Received December 19, 1995. Accepted in final form April 8, 1996.
Address correspondence and reprint requests to Dr. C. Bassetti, Department of Neurology, Sleep Disorders Center, University of Michigan Hospitals, Taubman Center 1920/0316, 1500 E. Medical Center Dr., Ann Arbor, MI 48109-0316.

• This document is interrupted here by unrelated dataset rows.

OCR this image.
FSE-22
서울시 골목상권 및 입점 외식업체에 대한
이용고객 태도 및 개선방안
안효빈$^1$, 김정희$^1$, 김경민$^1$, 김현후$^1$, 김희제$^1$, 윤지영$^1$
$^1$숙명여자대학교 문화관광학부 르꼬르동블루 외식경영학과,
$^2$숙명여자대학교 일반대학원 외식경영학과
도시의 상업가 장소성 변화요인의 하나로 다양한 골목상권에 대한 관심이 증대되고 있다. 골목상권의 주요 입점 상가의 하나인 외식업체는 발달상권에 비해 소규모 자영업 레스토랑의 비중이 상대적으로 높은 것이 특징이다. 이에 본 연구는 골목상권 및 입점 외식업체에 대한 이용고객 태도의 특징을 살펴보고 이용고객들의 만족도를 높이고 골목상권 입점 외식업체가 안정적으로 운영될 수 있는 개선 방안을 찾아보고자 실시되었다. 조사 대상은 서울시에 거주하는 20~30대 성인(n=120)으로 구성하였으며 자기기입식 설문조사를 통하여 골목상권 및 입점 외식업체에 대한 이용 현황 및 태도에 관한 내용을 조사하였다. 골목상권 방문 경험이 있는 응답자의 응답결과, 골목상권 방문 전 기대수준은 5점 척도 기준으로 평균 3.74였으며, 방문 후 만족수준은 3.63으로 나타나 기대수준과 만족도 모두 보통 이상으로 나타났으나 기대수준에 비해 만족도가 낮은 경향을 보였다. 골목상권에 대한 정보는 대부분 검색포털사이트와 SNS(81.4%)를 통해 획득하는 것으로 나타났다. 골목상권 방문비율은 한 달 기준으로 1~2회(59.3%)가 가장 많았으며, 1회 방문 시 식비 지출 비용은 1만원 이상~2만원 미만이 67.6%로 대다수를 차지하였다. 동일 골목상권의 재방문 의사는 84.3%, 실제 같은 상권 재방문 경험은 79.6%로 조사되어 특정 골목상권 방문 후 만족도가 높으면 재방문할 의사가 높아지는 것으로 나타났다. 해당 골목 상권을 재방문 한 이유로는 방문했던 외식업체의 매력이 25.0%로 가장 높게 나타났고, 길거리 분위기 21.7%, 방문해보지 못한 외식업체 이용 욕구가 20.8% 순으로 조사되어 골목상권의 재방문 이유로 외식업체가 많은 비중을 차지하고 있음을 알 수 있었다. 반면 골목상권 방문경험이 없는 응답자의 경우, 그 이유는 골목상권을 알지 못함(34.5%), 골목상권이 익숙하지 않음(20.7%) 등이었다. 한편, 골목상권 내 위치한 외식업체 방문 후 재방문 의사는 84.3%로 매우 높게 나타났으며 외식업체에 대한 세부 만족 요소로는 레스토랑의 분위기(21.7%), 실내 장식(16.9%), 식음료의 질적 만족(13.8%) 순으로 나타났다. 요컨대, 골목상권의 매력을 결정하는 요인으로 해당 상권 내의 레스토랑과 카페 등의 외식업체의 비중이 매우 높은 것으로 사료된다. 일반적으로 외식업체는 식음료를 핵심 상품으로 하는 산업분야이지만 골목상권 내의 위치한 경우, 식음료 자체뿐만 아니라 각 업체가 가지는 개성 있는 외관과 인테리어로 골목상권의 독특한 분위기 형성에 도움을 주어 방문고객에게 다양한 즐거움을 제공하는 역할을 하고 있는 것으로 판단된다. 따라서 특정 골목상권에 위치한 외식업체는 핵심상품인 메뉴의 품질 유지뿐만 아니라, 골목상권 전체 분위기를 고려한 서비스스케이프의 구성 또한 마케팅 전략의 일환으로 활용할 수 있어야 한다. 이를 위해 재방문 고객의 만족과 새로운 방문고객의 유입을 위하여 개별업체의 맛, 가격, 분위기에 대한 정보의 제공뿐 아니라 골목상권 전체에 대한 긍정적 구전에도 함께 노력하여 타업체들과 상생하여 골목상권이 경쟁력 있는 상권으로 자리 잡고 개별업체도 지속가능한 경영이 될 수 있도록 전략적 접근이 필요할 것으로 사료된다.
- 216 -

Although sleep apnea (SA) appears to be a cardiovascular risk factor, little is known about its frequency in patients with transient ischemic attack (TIA) and stroke.We prospectively studied 59 subjects (26 women and 33 men; mean age, 62 years) with stroke (n = 36) or TIA (n = 23) with the use of a standard protocol that included assessment of snoring and daytime sleepiness (Epworth Sleepiness Score [ESS]), a validated SA score (Sleep Disorders Questionnaire [SDQ-SA]), and a severity of stroke score (Scandinavian Stroke Scale [SSS]). SA was considered clinically probable (P-SA) when habitual snoring was associated with an ESS of >10 or when SDQ-SA score was >or=to32 in women and >or=to36 in men. Polysomnography (PSG) was obtained in 36 subjects (group 1) a mean of 12 days after TIA or stroke. In 23 subjects (group 2), PSG was not available (n = 11), refused (n = 10), or inadequate (n = 2). Clinical and PSG data were compared with those obtained in 19 age- and gender-matched control subjects. Groups 1 and 2 were similar in mean age (61 versus 64 years), type of event (36% versus 44% TIA), reported habitual snoring (58% versus 52%), and P-SA (58% versus 50%). PSG showed SA (Apnea-Hypopnea Index [AHI], >or=to10) in 25 of 36 subjects (69%). The proportion of subjects with SA was similar in the TIA and stroke groups (69% versus 70%) and was well above the frequency found in our control group (15%). An AHI of >or=to20 and a minimal oxygen saturation of <85% were each found in 20 of 36 subjects (55%). Gender and age did not correlate with severity of SA. Subjects with habitual snoring, P-SA, or severe stroke (SSS of <30) had a significantly higher AHI (p < 0.05). The sensitivity of P-SA for SA was 64%, and the specificity was 67%. We conclude that SA has a high frequency in patients in the acute phase of TIA and stroke and SA cannot be predicted reliably on clinical grounds alone but is more likely in patients with habitual snoring, abnormal SDQ-SA, or severe stroke.